If someone with SSA (or is gay–I don’t understand why we differentiate or what the difference is)
Oh about that… Just to clarify then, some people on CAF refer to SSA as having the orientation, whereas they often say gay to specifically refer to folks who pursue romantic relationships with members of the same sex. People with SSA would then be a broader distinction, as its also comprised of people who may be chaste.
 
My link to the Office on Women’s Health, U.S. Department of Health and Human Services is hardly an irrelevant and scary web site. It points out important health issues that lesbians and bisexual women should discuss with their health care professionals. It also states that while some STIs are less likely to be passed from woman to woman through sex (such as HIV)…other STIs are far more common among lesbians and bisexual women and may be passed easily from woman to woman (such as bacterial vaginosis).
Actually, looking at the site, lesbians did not seem to be at particular health risks from their sexual activity. It seems to be multiple sex partners that present a special danger - for anybody, actually. [Contrasting same sex with opposite sex relationships requires bisexuals to be excluded for obvious reasons]

Some of the risks listed were also risks for single and/or heterosexual women. I think the sight was just trying to be complete.
 
Actually, looking at the site, lesbians did not seem to be at particular health risks from their sexual activity. It seems to be multiple sex partners that present a special danger - for anybody, actually. [Contrasting same sex with opposite sex relationships requires bisexuals to be excluded for obvious reasons]

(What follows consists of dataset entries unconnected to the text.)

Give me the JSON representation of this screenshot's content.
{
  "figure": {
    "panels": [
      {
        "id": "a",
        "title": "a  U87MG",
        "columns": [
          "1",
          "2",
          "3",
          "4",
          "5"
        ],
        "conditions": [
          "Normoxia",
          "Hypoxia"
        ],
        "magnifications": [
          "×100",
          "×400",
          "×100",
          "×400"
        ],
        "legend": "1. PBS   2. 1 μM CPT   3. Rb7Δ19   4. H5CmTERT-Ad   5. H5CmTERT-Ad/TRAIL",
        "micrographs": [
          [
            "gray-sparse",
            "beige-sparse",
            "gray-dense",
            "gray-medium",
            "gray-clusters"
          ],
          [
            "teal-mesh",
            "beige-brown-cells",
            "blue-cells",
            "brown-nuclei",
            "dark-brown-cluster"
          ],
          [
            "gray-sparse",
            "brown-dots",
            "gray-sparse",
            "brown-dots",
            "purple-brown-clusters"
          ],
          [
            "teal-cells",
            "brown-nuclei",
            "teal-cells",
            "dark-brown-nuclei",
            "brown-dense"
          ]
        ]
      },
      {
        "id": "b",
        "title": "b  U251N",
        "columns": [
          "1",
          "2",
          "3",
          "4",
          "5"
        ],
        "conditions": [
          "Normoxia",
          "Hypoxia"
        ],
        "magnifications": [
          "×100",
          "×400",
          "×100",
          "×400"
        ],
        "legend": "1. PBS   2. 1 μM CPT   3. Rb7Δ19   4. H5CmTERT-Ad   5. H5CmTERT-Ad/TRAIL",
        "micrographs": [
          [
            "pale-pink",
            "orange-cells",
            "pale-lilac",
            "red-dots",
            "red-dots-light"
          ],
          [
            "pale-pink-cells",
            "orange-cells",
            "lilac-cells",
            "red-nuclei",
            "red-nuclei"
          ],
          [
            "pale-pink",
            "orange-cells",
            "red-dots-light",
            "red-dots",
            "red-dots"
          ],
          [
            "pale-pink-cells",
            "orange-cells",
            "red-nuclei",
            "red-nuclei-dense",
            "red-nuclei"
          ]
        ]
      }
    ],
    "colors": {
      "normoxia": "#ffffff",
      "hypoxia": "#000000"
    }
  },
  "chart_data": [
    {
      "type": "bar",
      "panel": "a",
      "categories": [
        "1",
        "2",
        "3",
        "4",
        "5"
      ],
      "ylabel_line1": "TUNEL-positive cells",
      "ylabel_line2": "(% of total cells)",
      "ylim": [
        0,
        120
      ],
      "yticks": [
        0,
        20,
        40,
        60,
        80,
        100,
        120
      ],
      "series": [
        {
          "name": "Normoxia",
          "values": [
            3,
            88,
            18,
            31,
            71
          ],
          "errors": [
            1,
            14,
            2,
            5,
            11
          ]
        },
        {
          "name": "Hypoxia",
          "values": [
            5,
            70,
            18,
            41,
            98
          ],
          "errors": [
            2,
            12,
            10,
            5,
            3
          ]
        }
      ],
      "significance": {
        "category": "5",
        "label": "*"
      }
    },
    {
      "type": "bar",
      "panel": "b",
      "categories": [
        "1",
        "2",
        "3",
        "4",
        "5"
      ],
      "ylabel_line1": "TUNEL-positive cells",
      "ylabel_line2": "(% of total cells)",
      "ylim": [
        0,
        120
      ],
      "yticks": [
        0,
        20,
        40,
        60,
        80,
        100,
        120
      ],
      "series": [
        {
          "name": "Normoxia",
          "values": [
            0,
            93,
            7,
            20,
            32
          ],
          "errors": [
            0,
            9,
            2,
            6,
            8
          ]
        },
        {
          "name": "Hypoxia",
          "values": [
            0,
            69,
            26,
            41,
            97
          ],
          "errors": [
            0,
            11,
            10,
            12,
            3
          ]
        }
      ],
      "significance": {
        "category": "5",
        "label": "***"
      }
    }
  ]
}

Some of the risks listed were also risks for single and/or heterosexual women. I think the sight was just trying to be complete.
I agree the site was trying to be complete.

But if risks for lesbians are equal to heterosexual women…why separate and distinctive warnings for lesbians. Why not ALL women in general??
 
I agree the site was trying to be complete.

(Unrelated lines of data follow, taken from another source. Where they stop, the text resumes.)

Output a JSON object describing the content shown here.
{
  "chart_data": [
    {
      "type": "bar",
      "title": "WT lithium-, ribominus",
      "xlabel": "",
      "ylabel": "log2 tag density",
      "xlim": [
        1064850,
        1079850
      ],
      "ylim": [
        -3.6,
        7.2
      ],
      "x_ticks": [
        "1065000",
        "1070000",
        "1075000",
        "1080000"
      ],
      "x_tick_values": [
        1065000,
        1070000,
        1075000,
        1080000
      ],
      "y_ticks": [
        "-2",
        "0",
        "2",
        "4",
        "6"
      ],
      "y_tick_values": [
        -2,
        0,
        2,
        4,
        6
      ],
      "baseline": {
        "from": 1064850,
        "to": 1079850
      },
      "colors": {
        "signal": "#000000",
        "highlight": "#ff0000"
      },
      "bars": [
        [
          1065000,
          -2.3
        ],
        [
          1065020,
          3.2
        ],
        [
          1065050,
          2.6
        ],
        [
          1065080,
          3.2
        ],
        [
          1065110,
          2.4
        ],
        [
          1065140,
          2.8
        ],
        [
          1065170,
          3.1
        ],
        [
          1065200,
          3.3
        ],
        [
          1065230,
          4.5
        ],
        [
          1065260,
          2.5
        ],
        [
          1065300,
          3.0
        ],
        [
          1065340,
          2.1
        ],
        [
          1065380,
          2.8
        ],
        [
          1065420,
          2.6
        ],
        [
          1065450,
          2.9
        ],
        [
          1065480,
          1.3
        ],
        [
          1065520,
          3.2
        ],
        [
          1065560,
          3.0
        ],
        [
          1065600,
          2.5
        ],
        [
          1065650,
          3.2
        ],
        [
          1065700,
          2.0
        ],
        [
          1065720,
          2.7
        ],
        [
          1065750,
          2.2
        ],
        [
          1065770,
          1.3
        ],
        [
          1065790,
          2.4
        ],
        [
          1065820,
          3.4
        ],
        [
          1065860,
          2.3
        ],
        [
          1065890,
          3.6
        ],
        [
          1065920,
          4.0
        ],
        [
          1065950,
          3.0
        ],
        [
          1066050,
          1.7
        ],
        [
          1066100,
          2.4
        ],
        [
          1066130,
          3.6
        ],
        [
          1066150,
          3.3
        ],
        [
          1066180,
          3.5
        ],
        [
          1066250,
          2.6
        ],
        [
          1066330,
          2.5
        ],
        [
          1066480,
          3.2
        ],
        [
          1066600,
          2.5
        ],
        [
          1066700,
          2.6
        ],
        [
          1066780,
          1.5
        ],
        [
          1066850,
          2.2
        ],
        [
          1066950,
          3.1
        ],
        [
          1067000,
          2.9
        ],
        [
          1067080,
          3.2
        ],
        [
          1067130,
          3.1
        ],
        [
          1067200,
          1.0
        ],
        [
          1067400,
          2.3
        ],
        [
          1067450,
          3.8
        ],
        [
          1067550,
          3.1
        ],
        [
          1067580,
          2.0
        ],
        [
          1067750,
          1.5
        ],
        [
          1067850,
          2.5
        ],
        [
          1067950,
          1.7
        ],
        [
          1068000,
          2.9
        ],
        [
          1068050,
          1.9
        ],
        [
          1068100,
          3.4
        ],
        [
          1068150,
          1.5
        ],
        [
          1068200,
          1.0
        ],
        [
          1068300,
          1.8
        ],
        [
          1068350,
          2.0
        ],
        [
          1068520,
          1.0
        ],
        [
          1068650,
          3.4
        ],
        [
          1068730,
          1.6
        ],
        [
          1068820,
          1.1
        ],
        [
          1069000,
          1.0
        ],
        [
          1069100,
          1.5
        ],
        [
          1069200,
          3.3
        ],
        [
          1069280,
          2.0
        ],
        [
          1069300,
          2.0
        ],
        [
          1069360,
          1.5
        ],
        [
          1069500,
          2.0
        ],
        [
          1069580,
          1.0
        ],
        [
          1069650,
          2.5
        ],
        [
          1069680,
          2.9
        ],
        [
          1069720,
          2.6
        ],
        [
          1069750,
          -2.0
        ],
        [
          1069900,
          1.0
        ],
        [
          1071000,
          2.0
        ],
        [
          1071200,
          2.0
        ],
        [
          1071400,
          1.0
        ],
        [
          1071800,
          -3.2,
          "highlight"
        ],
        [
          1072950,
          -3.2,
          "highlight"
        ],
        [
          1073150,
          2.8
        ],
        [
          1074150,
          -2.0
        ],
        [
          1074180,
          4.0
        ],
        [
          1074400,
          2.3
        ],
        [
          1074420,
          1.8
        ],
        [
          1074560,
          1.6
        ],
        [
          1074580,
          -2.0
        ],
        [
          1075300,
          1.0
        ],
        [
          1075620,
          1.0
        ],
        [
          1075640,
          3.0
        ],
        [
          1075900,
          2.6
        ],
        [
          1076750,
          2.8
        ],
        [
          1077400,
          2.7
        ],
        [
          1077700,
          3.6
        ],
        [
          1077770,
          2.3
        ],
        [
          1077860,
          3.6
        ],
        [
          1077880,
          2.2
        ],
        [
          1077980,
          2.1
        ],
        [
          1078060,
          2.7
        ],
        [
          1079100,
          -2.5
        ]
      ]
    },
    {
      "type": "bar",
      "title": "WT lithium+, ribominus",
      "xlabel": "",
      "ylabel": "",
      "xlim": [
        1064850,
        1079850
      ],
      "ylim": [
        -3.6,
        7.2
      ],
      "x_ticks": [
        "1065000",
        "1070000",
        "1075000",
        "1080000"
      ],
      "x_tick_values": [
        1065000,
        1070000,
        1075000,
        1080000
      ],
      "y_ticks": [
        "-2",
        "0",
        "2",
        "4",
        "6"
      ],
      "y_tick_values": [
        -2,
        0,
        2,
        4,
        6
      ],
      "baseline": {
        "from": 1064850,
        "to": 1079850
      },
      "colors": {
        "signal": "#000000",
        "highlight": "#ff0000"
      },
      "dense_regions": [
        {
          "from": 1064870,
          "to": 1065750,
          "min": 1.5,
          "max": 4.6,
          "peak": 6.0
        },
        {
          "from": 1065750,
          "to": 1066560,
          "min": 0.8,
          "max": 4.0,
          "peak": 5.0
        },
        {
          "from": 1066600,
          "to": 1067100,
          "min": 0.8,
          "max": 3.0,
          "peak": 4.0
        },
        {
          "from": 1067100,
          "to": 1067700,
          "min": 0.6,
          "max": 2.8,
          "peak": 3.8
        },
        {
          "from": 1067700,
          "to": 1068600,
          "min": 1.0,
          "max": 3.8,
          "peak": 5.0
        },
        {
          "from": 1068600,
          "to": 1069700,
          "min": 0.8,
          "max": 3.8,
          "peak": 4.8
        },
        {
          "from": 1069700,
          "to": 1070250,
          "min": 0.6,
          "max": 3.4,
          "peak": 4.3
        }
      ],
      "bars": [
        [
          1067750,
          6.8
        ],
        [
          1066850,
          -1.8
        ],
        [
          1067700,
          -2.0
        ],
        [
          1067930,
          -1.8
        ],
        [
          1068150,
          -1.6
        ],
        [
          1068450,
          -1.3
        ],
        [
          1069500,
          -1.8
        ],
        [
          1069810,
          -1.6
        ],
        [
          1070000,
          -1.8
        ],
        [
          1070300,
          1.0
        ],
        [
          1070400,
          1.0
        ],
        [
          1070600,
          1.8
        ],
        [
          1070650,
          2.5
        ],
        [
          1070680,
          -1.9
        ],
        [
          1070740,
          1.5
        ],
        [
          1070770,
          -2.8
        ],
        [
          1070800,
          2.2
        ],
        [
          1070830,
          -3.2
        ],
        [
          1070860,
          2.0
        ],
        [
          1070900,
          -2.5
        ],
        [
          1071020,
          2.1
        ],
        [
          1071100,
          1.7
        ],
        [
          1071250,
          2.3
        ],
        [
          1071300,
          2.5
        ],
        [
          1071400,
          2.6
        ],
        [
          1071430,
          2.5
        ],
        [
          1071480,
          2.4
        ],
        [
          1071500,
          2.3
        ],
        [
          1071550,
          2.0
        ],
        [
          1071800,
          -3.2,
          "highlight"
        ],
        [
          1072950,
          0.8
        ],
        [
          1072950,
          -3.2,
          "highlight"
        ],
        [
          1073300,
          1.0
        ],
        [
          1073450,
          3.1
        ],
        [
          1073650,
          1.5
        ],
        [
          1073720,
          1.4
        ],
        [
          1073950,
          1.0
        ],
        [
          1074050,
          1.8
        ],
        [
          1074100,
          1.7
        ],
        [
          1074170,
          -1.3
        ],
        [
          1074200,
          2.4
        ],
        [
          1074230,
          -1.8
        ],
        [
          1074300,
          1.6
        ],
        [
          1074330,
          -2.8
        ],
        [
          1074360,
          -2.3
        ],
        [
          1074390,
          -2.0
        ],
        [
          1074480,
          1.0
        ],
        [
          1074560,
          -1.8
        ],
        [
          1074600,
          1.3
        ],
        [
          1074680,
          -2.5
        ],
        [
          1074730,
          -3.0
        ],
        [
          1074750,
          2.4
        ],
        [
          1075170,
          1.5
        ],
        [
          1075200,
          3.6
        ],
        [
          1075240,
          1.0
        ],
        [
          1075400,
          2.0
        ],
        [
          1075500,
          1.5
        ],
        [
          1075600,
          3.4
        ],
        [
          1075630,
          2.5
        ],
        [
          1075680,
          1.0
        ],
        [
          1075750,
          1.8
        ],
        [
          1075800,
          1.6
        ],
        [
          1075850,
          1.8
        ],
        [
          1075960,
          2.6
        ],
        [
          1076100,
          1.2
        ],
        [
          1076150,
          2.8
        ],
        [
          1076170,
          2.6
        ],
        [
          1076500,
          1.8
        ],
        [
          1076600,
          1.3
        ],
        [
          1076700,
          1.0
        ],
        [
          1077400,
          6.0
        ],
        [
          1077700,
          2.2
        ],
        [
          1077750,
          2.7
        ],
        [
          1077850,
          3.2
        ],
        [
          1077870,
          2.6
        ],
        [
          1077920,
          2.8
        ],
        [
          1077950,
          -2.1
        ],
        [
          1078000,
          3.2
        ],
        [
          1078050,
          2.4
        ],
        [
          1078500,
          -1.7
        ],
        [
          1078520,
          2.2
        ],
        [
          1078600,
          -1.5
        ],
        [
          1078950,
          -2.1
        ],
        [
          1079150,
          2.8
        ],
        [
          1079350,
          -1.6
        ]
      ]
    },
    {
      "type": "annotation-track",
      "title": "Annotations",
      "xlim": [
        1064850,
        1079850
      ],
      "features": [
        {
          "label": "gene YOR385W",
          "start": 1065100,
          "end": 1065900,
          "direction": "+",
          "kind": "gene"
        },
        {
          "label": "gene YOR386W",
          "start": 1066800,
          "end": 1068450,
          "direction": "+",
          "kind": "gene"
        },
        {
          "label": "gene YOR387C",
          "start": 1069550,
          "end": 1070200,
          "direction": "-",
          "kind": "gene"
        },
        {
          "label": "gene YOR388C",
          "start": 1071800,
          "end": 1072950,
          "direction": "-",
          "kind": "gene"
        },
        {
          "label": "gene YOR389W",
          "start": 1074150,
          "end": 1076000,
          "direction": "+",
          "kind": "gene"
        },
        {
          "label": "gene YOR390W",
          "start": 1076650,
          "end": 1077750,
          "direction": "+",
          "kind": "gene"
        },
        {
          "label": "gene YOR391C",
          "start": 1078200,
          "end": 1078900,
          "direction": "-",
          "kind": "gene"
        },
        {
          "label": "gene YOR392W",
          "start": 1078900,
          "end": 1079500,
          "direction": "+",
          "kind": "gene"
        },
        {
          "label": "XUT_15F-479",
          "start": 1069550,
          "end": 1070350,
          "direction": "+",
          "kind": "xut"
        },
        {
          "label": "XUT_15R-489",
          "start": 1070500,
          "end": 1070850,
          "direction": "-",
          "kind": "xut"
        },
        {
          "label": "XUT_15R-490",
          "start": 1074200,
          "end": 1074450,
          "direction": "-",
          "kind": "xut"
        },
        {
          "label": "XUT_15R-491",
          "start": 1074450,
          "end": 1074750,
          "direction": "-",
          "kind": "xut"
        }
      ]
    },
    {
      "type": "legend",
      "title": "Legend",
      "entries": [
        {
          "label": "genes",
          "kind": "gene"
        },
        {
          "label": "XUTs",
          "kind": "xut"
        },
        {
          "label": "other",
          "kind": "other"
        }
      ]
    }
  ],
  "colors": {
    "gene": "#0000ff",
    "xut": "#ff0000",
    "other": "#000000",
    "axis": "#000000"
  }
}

But if risks for lesbians are equal to heterosexual women…why separate and distinctive warnings for lesbians. Why not ALL women in general??
Why do they have a separate fact sheet for caregivers?
 
I agree the site was trying to be complete.

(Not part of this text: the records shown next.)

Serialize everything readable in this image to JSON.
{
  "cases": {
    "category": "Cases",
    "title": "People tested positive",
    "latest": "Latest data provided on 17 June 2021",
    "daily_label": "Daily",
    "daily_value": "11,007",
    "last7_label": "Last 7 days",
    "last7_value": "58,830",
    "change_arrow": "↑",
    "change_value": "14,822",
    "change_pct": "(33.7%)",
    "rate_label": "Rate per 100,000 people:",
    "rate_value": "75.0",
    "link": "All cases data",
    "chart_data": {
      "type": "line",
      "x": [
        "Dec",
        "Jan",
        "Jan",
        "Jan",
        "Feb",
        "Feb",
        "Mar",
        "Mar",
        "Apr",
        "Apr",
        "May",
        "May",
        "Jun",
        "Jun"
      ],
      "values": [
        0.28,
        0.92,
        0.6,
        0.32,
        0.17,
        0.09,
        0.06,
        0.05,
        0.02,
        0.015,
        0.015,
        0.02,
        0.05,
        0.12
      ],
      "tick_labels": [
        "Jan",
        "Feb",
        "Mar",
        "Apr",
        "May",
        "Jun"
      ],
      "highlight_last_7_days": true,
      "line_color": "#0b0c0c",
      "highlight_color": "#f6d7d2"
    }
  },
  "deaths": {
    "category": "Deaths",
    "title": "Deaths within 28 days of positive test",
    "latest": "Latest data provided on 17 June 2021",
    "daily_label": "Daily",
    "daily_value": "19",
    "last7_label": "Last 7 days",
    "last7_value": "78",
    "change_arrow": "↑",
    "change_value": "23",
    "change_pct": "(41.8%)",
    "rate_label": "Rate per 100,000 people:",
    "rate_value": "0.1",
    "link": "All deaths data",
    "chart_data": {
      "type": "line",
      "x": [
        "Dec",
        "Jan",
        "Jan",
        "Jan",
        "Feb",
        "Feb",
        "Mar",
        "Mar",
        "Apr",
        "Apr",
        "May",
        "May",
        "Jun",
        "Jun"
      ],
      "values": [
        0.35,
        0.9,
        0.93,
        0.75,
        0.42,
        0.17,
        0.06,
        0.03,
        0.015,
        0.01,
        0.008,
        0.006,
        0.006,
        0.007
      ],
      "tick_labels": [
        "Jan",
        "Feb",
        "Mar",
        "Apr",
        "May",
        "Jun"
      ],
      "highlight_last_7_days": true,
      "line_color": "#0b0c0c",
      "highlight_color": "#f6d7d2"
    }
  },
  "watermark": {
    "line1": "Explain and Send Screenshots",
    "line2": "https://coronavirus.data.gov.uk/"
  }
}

But if risks for lesbians are equal to heterosexual women…why separate and distinctive warnings for lesbians. Why not ALL women in general??
Dunno. Perhaps it follows from a presumption that Lesbians are promiscuous?
 
Dunno. Perhaps it follows from a presumption that Lesbians are promiscuous?
Or perhaps it follows from a presumption that the general public might somehow think that lesbian/gay partnerships were less risky, and the website is emphasizing both to dispel this common myth?
 
Probably as a public health issue.
I decided to delete my answer because this conversation is way off topic. It’s a good thing to counter misinformation but all of your responses on this thread originated with a negative spin or misunderstanding the poster you are replying to. If you have something constructive and hopeful to add to this thread that would be great.
 
I have many friends, both gay and straight, and hope all of them find true love, companionship and happiness. As Francis said who am I to judge who another person chooses to be with, and hopefully fall in love with.
:rolleyes:

That does not mean anything goes or that “free love” is good.
 
Or perhaps it follows from a presumption that the general public might somehow think that lesbian/gay partnerships were less risky, and the website is emphasizing both to dispel this common myth?
I have never heard the idea that gay sex generally is less risky (unless you consider pregnancy a health risk?). I don’t think that view is widely held.

The point in discussion was “lesbian” relationships. Reading the substance of the site - the conclusion one draws is not that lesbian sex is a health risk compared to heterosexual sex.

Rather - Promiscuous sex is more risky than monogamous sex or no sex. Gay men engaging in sodomy is risky. Monogamous lesbian sex…I don’t think this presents special health risks.